Zombie Love's most fun addition to its deluxe version is “ABC,” a song that was initially performed as an On The Radar freestyle in January of 2024 where Skrilla—exercising his love for spectacle—hilariously wore a brown Viking beard mask. Produced by Broward County’s Trippy XVI, Skrilla builds on the age-old hip-hop tradition of rapping your way through the alphabet. In his version, E is for the ecstasy he enjoys, R is for running on the plug, and, of course, Z is for ZombieLand. He cleverly breaks up the predictable nature of this formula by periodically repeating back letters to himself as to suggest he actually might be genuinely freestyling. The feverish way he powers through songs frames Skrilla as something of a twisted rap jester—a person who harnesses dark forces while appearing either indifferent or amused.

It doesn’t always click, mostly due to his inability to trim the fat. If most of Zombie Love Kensington Paradise—deluxe or original—had observed this balance of Philly drill, African spirituality, perfectly paced flows, and a healthy amount of shit-talking, it would be a much stronger project. Unfortunately, Skrilla often prioritizes collaboration with fellow upstarts, hard-to-turn-down features, and random experimentation. On “Maybach Seats” and “On That Money,” popular New Orleans rapper Rob49 throws around inconsequential lines; each song would have been better without him, but the way today’s street rap ecosystem operates, cross-country networking is essential to extend one’s reach. Lil Baby sounds lost on “Talk,” where he tries to adopt Skrilla’s start-and-stop approach to make his voice fit on a sinister Philly drill beat. “F.W.A.G.” and “Wockstar” are attempts at making melodic music aimed at a love interest, but both feel like bad impressions of South Florida’s Loe Shimmy.
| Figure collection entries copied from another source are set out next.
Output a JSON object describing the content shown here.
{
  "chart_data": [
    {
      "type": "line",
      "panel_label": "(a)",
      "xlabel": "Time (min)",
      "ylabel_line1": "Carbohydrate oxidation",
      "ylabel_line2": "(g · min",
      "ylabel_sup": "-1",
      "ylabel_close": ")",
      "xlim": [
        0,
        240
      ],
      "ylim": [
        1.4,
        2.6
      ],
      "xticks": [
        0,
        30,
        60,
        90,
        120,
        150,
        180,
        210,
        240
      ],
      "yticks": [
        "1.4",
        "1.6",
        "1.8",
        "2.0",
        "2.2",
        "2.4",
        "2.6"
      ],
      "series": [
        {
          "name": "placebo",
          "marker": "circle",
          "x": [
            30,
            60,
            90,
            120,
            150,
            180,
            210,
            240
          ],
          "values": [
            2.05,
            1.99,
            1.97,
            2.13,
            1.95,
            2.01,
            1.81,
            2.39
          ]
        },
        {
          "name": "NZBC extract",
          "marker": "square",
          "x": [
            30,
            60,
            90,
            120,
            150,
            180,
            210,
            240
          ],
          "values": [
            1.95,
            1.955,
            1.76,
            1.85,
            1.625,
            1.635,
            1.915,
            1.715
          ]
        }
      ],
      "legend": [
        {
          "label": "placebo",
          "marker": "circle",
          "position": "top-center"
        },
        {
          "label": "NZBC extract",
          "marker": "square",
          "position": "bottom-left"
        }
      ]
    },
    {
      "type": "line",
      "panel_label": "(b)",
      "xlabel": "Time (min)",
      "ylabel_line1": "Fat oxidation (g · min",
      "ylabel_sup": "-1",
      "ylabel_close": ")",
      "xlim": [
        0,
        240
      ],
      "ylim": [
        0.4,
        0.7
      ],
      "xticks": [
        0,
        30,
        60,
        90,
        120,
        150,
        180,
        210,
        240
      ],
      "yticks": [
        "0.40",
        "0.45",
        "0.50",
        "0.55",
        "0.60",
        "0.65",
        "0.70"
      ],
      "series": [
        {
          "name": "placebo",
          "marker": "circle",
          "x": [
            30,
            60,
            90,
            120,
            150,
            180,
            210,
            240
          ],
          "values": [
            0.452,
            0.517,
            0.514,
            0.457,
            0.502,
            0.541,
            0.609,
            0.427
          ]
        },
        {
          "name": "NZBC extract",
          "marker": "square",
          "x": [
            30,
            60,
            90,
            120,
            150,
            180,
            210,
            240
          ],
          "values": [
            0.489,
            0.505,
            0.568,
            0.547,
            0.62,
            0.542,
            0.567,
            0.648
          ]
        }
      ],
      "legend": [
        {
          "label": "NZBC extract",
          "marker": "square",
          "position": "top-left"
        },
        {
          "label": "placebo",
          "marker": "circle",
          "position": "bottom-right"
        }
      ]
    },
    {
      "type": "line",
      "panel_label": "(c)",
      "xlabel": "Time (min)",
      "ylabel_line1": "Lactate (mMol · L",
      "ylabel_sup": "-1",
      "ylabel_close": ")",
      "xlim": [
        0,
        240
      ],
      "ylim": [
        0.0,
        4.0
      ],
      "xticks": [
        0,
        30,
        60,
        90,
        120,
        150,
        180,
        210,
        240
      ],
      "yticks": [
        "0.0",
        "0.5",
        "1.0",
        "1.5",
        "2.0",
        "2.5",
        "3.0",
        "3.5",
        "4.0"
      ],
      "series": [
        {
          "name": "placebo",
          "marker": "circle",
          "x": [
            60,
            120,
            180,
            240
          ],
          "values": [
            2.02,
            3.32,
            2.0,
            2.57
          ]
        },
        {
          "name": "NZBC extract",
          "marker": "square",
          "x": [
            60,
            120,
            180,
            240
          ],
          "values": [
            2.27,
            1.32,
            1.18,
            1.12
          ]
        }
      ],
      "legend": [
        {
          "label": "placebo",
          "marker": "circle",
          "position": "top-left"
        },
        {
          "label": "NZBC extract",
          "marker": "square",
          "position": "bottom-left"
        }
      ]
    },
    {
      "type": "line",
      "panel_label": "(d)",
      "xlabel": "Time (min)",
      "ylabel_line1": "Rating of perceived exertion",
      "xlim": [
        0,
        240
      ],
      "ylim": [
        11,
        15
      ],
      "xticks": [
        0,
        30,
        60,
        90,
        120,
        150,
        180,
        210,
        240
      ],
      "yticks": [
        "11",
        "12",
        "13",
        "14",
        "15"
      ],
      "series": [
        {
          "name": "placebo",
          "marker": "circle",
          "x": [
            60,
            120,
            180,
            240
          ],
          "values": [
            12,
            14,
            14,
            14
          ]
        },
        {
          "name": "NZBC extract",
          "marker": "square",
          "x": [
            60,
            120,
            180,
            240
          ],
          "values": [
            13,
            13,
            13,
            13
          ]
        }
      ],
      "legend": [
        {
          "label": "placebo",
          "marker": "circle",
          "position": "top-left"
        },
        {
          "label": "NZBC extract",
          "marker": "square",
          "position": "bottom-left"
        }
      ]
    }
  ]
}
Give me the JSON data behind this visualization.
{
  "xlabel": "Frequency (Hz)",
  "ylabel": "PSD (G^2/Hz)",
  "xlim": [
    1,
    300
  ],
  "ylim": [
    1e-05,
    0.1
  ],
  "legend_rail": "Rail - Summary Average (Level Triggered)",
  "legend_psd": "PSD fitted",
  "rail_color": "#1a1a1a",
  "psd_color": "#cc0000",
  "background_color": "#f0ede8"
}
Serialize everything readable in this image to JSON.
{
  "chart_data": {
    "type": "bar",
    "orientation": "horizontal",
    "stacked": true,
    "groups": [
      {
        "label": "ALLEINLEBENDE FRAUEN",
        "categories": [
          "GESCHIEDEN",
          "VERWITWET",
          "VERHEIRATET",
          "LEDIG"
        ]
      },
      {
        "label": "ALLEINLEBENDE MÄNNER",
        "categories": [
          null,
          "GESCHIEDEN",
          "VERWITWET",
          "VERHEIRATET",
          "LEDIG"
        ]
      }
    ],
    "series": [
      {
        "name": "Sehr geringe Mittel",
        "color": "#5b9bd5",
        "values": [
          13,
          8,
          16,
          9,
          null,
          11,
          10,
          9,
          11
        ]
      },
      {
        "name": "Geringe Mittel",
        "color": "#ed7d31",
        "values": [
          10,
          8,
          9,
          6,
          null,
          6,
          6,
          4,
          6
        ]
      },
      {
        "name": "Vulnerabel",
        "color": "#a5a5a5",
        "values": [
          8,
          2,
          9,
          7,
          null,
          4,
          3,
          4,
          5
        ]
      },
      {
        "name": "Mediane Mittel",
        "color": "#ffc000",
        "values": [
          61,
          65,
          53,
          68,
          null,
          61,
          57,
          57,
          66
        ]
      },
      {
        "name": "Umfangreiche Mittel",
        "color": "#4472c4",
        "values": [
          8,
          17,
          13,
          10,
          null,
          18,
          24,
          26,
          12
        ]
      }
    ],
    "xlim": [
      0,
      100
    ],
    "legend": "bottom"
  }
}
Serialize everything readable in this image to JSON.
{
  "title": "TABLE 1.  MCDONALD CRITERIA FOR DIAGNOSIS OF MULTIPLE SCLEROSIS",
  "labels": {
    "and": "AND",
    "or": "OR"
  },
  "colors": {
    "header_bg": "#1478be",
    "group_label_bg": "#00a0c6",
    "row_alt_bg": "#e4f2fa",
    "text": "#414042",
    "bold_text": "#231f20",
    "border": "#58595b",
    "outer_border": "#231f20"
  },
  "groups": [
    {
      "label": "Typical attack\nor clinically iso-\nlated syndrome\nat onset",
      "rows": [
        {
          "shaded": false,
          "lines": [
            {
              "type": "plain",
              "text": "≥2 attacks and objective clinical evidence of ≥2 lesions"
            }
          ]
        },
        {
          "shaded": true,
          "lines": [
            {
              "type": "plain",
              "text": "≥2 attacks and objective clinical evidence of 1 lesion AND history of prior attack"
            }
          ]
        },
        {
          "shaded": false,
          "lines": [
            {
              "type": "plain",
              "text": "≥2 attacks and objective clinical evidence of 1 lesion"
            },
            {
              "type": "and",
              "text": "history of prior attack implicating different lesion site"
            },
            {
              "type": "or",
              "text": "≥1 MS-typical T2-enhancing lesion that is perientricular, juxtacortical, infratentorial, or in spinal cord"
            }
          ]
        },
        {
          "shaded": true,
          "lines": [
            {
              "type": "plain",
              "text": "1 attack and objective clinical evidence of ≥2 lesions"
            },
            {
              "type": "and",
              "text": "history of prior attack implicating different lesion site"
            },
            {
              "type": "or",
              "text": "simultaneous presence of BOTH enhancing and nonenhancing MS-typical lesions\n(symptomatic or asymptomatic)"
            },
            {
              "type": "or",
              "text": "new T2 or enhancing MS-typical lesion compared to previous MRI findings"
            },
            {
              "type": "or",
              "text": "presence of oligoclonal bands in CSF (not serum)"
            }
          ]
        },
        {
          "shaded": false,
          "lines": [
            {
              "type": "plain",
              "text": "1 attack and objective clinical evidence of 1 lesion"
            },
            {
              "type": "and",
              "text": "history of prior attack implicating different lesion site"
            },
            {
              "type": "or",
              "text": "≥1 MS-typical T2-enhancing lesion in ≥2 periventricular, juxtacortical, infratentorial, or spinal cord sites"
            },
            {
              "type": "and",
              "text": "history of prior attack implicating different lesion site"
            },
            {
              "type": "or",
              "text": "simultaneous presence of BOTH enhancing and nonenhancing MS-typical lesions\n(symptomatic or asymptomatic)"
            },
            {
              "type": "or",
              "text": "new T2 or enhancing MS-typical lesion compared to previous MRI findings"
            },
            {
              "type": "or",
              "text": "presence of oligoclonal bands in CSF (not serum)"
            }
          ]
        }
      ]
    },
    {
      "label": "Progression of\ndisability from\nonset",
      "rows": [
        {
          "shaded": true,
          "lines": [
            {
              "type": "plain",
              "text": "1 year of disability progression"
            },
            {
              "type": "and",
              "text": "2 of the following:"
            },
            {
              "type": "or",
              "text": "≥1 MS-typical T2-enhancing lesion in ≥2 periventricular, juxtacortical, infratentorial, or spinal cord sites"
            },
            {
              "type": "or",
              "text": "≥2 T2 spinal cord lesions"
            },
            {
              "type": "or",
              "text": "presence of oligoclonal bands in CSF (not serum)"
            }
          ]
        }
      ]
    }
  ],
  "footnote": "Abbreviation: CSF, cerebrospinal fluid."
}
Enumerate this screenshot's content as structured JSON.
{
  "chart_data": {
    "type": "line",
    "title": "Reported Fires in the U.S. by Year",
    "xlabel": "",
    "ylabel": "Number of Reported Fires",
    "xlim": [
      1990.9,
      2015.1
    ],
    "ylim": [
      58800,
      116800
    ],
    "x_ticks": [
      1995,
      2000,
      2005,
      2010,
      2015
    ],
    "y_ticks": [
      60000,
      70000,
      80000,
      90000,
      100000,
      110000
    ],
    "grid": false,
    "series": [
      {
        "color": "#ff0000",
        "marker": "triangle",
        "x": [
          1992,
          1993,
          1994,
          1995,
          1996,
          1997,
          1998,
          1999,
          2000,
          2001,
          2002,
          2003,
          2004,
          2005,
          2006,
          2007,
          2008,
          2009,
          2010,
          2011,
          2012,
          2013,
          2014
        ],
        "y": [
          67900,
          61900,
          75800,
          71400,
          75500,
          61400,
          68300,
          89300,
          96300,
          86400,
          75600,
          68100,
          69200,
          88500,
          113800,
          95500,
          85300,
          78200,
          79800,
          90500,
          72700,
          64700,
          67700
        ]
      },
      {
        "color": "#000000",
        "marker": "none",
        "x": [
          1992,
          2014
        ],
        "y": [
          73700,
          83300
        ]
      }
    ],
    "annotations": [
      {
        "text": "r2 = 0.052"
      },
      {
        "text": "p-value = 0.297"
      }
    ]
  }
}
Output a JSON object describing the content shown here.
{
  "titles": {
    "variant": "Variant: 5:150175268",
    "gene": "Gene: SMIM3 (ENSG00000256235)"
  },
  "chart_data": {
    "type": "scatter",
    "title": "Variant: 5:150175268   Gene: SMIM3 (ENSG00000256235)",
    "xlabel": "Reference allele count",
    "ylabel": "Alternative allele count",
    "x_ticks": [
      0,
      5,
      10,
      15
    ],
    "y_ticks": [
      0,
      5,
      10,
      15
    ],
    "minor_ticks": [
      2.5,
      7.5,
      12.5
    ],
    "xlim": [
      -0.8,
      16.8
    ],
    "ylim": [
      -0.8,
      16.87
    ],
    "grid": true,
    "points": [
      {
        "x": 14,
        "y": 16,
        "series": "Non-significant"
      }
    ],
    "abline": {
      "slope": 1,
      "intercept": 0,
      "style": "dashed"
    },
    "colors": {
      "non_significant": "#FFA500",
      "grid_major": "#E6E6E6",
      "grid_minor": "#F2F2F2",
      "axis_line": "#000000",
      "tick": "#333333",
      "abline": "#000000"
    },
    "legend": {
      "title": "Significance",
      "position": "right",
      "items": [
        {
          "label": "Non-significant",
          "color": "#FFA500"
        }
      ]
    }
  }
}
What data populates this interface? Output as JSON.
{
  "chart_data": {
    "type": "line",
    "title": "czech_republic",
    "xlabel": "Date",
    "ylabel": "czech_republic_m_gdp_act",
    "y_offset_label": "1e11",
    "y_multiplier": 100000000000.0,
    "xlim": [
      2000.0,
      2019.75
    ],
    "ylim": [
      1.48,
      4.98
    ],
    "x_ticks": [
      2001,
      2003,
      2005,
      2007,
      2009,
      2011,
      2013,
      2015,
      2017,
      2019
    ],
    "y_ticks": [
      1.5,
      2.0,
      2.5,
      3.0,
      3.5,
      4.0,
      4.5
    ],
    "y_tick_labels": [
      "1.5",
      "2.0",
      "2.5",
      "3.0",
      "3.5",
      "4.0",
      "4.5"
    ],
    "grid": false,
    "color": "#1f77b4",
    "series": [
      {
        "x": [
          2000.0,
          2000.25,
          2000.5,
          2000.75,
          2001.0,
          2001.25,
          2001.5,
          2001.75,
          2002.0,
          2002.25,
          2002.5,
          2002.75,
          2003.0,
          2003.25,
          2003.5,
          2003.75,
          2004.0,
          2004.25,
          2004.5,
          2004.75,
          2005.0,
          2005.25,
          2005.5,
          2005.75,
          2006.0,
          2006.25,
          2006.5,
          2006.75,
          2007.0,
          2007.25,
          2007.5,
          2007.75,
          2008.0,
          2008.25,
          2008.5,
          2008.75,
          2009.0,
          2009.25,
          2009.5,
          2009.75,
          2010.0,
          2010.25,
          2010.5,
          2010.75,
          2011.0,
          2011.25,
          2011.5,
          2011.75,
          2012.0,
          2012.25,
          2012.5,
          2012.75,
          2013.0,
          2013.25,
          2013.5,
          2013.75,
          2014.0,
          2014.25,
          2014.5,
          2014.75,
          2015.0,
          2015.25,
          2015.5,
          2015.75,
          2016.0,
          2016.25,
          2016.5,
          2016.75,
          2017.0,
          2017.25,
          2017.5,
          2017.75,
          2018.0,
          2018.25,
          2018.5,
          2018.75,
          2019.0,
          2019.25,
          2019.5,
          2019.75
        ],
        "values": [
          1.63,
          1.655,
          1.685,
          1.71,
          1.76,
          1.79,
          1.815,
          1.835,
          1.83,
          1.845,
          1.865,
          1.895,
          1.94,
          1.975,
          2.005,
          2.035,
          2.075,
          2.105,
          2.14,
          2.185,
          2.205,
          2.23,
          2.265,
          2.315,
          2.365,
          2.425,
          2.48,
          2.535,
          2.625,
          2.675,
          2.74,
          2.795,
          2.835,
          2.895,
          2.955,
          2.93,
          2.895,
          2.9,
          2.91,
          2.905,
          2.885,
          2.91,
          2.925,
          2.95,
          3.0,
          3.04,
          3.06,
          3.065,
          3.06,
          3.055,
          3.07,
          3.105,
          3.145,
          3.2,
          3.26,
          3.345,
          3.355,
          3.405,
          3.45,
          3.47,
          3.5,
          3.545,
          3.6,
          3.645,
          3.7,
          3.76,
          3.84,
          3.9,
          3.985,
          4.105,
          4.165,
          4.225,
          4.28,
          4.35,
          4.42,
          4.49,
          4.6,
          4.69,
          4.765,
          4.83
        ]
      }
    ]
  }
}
Despite the missteps, Skrilla impresses when he dances through harrowing beats, coloring outside the lines to bring something jovial to what is otherwise sinister. He’s a rap weirdo following a long lineage of Philadelphia hip-hop outliers. At face value, maybe you don’t align his output to predecessors like SantigoldTierra Whack (who has repeatedly shouted him out), or Lil Uzi Vert (the two have a handful of unofficial collaborations), but he’s closer to them than he is Meek MillBeanie Sigel, or even Ot7 Quanny. It’s just gonna take a little more time to find out whether his music will outshine his excessive use of shock value. So much music in the realm of drill already depends on caricature to accentuate its validity. If ZombieLand and its denizens are sources of Skrilla’s love and the cherished community he claims it to be, he should probably consider ways of exhibiting that relationship that run counter to treating it like a Youtuber conducting hood safaris.